The third, or middle, finger can be bent to control expression/modulation, either continuously or as an on/off control, depending on the sound being produced. In controlling synth sound this would be a fairly straightforward mapping of a control onto a parameter. However, in controlling a new physical instrument such as The Chandelier, or an emulation of an instrument such as the guitar, this finger would likely be the player's first stop in controlling, of various possible strings capable of producing a given pitch, which to use. I say here "controlling" rather than "choosing" because unlike playing a guitar, the player should not have to pick a specific string (although as virtuosi of these new instruments emerge, they may desire/develop such control) but merely squeeze tighter for a brighter sound, or relax the finger outward for a darker one . Software, then, will control which string or string will give the desired sound, or even the best way to transition from the sound currently being made to the one that has just been called upon.

In this sketch of AirSculpt's possible configuration, I allow each of the three most dexterous fingers to control a parameter. I expect this control to be intuitive and as easily mastered as any new instrument given to a multi-instrumentalist used to remapping complex training onto new musical responses. That said, I suspect that players will be glad to not have major expressive functions mapped onto the fourth and fifth fingers. These will be only used to set patch changes, allowing a performer to alter the sound without bending down to touch a dial, or even while onstage performing in another capacity. I use two fingers so that each may enter a digit using repeated taps: to call up Program #42, one taps the fourth finger four times and the fifth finger twice. Because performance settings are likely to require less than 99 patches without some sort of set change or break, setting up patches to contain low numerals, say, no numerals higher than four or five would ease the burden of rapid weak-finger tapping on the performer.
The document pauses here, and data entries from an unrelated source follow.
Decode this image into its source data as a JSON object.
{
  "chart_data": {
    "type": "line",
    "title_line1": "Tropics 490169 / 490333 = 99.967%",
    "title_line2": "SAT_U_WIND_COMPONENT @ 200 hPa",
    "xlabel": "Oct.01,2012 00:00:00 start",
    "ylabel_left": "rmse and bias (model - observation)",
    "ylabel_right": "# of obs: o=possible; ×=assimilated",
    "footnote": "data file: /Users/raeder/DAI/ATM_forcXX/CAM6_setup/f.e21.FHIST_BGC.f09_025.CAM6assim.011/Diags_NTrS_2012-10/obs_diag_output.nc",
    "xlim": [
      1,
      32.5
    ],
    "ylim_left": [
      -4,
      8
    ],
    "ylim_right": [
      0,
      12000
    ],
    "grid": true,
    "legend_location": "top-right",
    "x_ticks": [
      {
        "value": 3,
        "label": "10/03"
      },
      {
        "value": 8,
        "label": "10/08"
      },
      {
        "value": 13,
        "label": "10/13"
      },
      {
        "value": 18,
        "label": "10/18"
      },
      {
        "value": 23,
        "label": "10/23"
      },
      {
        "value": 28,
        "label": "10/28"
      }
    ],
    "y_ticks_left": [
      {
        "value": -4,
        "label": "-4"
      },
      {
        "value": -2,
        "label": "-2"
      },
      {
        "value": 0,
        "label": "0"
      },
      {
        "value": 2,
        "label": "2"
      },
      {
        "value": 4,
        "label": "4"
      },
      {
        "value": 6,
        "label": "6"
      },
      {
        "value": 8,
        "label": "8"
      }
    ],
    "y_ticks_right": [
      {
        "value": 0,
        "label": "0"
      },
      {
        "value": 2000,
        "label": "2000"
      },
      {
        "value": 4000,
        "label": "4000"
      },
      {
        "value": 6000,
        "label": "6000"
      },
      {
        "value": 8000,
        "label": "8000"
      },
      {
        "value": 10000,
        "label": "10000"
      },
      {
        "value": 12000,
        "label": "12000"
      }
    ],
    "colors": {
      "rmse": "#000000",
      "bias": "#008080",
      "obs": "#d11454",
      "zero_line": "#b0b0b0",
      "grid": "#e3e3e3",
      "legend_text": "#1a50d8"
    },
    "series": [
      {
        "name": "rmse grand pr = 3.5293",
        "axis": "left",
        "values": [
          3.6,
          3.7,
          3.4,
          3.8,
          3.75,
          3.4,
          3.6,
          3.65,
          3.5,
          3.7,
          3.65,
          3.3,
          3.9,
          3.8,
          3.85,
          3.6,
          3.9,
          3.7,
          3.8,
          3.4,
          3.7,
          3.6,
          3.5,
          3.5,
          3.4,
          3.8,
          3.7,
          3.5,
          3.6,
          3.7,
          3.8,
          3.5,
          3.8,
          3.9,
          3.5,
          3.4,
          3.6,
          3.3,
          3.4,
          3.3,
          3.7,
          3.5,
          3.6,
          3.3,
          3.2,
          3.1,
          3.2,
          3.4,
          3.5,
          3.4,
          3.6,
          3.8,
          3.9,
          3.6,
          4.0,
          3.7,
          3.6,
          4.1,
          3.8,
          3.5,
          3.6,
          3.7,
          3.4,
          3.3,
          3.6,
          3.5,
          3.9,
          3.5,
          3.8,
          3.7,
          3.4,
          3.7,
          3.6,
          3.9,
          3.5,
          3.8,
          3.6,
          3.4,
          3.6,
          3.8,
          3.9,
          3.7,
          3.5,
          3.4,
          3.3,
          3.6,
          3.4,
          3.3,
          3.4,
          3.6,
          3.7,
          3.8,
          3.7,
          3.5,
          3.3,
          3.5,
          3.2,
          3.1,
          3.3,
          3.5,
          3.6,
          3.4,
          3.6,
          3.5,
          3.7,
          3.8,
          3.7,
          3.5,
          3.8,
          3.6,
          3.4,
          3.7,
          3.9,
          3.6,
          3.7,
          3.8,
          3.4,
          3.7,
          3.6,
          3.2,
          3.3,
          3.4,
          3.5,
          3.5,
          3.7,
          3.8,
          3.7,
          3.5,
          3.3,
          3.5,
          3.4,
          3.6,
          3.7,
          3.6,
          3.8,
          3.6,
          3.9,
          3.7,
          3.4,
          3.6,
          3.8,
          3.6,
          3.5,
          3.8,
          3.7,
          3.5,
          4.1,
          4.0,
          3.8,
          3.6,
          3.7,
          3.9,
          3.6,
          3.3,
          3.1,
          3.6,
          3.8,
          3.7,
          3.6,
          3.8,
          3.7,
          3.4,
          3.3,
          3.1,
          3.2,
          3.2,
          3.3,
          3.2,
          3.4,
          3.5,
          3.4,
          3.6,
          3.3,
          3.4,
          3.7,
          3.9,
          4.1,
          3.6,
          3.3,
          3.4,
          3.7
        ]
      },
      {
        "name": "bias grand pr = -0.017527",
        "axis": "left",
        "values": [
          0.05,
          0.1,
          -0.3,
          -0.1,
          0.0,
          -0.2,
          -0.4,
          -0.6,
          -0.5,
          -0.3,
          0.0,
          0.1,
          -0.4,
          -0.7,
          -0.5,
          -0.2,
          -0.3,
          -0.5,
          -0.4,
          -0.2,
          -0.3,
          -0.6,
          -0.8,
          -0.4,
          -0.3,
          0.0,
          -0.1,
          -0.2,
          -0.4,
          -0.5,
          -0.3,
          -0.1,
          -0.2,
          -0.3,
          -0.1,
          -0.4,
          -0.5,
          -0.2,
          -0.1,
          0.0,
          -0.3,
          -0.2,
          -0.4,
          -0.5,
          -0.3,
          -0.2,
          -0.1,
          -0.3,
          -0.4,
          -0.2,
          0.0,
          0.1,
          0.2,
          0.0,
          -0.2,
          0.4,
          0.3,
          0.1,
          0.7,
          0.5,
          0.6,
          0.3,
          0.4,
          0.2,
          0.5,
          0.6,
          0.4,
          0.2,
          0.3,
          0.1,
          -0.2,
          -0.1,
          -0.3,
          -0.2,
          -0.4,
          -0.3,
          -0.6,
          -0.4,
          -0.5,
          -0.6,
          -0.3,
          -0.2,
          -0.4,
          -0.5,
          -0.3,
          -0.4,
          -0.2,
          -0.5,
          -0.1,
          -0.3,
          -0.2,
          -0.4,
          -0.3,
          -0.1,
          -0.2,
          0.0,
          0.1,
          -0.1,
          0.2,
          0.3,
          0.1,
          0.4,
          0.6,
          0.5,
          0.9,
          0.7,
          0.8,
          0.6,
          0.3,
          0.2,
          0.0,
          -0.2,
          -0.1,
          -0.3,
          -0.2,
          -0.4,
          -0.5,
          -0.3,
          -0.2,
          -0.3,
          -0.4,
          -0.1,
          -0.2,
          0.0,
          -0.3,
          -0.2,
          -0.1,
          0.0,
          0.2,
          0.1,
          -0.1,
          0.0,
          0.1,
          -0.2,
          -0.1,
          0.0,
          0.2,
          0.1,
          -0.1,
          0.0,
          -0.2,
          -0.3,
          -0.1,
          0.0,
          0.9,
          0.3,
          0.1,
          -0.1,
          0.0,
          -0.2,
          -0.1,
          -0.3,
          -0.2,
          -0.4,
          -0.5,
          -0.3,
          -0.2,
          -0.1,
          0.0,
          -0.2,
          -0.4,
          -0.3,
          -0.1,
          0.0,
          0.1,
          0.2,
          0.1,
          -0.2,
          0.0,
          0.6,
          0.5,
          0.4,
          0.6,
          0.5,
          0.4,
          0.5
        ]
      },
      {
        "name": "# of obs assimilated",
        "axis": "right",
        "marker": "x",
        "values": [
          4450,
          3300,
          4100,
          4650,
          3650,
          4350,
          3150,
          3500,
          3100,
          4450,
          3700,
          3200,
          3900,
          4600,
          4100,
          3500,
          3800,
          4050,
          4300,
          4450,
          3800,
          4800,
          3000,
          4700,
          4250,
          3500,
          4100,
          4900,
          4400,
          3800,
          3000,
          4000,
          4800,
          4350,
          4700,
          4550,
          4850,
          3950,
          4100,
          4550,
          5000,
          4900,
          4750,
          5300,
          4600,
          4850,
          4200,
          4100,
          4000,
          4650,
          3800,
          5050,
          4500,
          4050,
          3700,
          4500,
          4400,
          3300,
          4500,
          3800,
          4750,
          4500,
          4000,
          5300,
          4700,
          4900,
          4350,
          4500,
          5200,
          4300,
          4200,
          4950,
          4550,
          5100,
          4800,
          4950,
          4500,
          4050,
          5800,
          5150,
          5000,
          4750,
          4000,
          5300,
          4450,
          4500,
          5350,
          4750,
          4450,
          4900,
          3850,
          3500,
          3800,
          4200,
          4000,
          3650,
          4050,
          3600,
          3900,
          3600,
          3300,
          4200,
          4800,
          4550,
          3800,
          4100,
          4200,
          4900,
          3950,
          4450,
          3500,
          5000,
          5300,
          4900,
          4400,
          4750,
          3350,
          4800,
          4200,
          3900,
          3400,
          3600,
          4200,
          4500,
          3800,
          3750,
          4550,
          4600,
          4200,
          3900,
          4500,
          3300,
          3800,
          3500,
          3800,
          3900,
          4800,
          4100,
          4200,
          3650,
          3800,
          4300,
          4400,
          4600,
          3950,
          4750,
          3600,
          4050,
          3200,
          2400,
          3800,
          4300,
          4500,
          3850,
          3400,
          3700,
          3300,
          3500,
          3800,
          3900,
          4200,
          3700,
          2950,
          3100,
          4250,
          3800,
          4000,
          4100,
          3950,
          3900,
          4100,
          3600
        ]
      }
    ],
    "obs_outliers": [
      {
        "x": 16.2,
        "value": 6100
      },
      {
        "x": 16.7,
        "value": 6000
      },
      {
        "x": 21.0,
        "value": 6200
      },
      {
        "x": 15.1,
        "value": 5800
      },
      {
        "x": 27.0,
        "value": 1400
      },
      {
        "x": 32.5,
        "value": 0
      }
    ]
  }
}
Development, Refinement, Deployment

First steps with this interface would by synth-based, aimed at simply producing proof of concept and reliable triggers, workable by multiple musicians, whose functions are calibrated for the expectation of trained performers. Promising work has been done in this area and this phase should be readily achievable in a short timespan.

The next step would be mapping the modalities of this new controller onto the personality of the new instrument it is to control. This largely subjective but also highly technical undertaking falls into the category of things that are unlikely to fail outright, but will require intense dedication to raise to the level of an art; to enable true artistic control of a new instrument. That said; my experience as a multi-instrumentalist and designer of new creative technologies makes this a task toward which I am excited to work.